Lower class Europeans fed up with the ruling few took to the idea of the Rat King, as it resonated with their views on the exploitation of the common people. This is reasonable for a popular story, but it doesn’t explain the repeated findings of real – and occasionally live – Rat Kings throughout history.
You can find these monstrosities in several museums around the globe. One housed in the Otago Museum in Dunedin, New Zealand is said to have been beaten to death after falling from the rafters of a shipping office. It sits in a vat of preservatives with its twisted tails suspended for all to see. The Guinness World Record of the largest ever recorded Rat King is available in Altenburg, Germany. The whopping heap of 32 total individual rats was found in 1828 in a miller’s chimney in Buchheim, Germany. There are many other Rat Kings that have been lost in time, from museum fires to burglaries.
The most burning question is whether these Rat Kings are truly forming naturally or just born out of some twisted joke.
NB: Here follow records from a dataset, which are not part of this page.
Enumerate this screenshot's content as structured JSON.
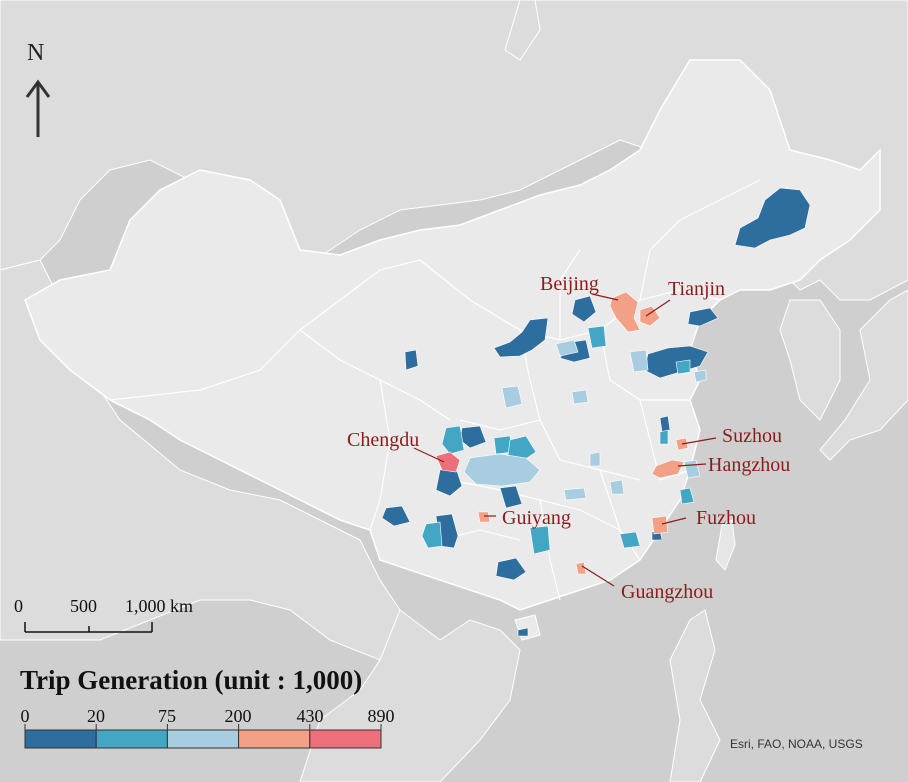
{
  "map": {
    "north_label": "N",
    "scale_bar": {
      "ticks": [
        "0",
        "500",
        "1,000 km"
      ]
    },
    "legend": {
      "title": "Trip Generation (unit : 1,000)",
      "breaks": [
        "0",
        "20",
        "75",
        "200",
        "430",
        "890"
      ],
      "colors": [
        "#2e6e9e",
        "#42a6c4",
        "#a8cce0",
        "#f2a186",
        "#ec6f7a"
      ]
    },
    "cities": [
      {
        "name": "Beijing",
        "class": 4
      },
      {
        "name": "Tianjin",
        "class": 4
      },
      {
        "name": "Chengdu",
        "class": 5
      },
      {
        "name": "Suzhou",
        "class": 4
      },
      {
        "name": "Hangzhou",
        "class": 4
      },
      {
        "name": "Guiyang",
        "class": 4
      },
      {
        "name": "Fuzhou",
        "class": 4
      },
      {
        "name": "Guangzhou",
        "class": 4
      }
    ],
    "colors": {
      "background": "#d4d4d4",
      "china": "#eaeaea",
      "neighbors": "#dcdcdc",
      "borders": "#ffffff",
      "label": "#8e1b1b"
    },
    "attribution": "Esri, FAO, NOAA, USGS"
  }
}
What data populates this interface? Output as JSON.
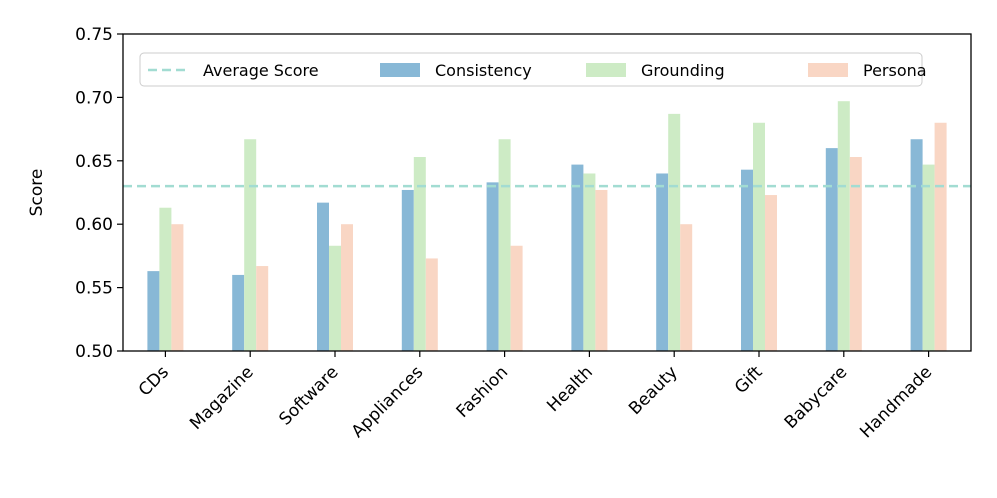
{
  "chart_data": {
    "type": "bar",
    "title": "",
    "xlabel": "",
    "ylabel": "Score",
    "ylim": [
      0.5,
      0.75
    ],
    "yticks": [
      "0.50",
      "0.55",
      "0.60",
      "0.65",
      "0.70",
      "0.75"
    ],
    "categories": [
      "CDs",
      "Magazine",
      "Software",
      "Appliances",
      "Fashion",
      "Health",
      "Beauty",
      "Gift",
      "Babycare",
      "Handmade"
    ],
    "series": [
      {
        "name": "Consistency",
        "color": "#88b8d6",
        "values": [
          0.563,
          0.56,
          0.617,
          0.627,
          0.633,
          0.647,
          0.64,
          0.643,
          0.66,
          0.667
        ]
      },
      {
        "name": "Grounding",
        "color": "#cdebc5",
        "values": [
          0.613,
          0.667,
          0.583,
          0.653,
          0.667,
          0.64,
          0.687,
          0.68,
          0.697,
          0.647
        ]
      },
      {
        "name": "Persona",
        "color": "#f9d6c4",
        "values": [
          0.6,
          0.567,
          0.6,
          0.573,
          0.583,
          0.627,
          0.6,
          0.623,
          0.653,
          0.68
        ]
      }
    ],
    "reference_line": {
      "name": "Average Score",
      "value": 0.63,
      "color": "#a2dcd2",
      "style": "dashed"
    },
    "legend": {
      "position": "top",
      "entries": [
        "Average Score",
        "Consistency",
        "Grounding",
        "Persona"
      ]
    },
    "grid": false
  }
}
This is honestly inconclusive. There have been several lab attempts to create a fully formed Rat King from start to finish, but none have been successful. Thus it is impossible to definitively say this morbid miracle could occur naturally. The conditions that are thought to form the Rat King are tricky to replicate, and Rat Kings are rarely found alive. Recently a video did circulate of a bundle of live squirrels bound together by their tails eerily similar to the Rat King, but there was no evidence that this occurrence wasn’t set up before clicking record. So if they are man-made, why?
One argument has to do with the potential monetary value of such an extreme oddity. During the Middle Ages it was popular for some merchants to glue bat wings onto lizards and pass them off as dragons. Others sewed the tops of monkeys onto the tails of fish and called them “Feejee Mermaids.” The Rat King could potentially be a mythical invention like these, made to entice gullible customers. Some also believe the Rat King is a cult symbol, created to give threat or warning, as rats have never been a particularly favorable animal, and a mangled swarm of them screams imminent danger. However, there have been no solid reports of anyone being caught winding rat tails together, so like most of the Rat King conspiracy, it’s a mystery.
One thing is for certain, while there may never be an answer to the Rat King myth, it will continue to thrive in a society obsessed with the paranormal and supernatural, forever haunting the nightmares of the unlucky souls who happen upon its gruesome images. Long live the Rat King.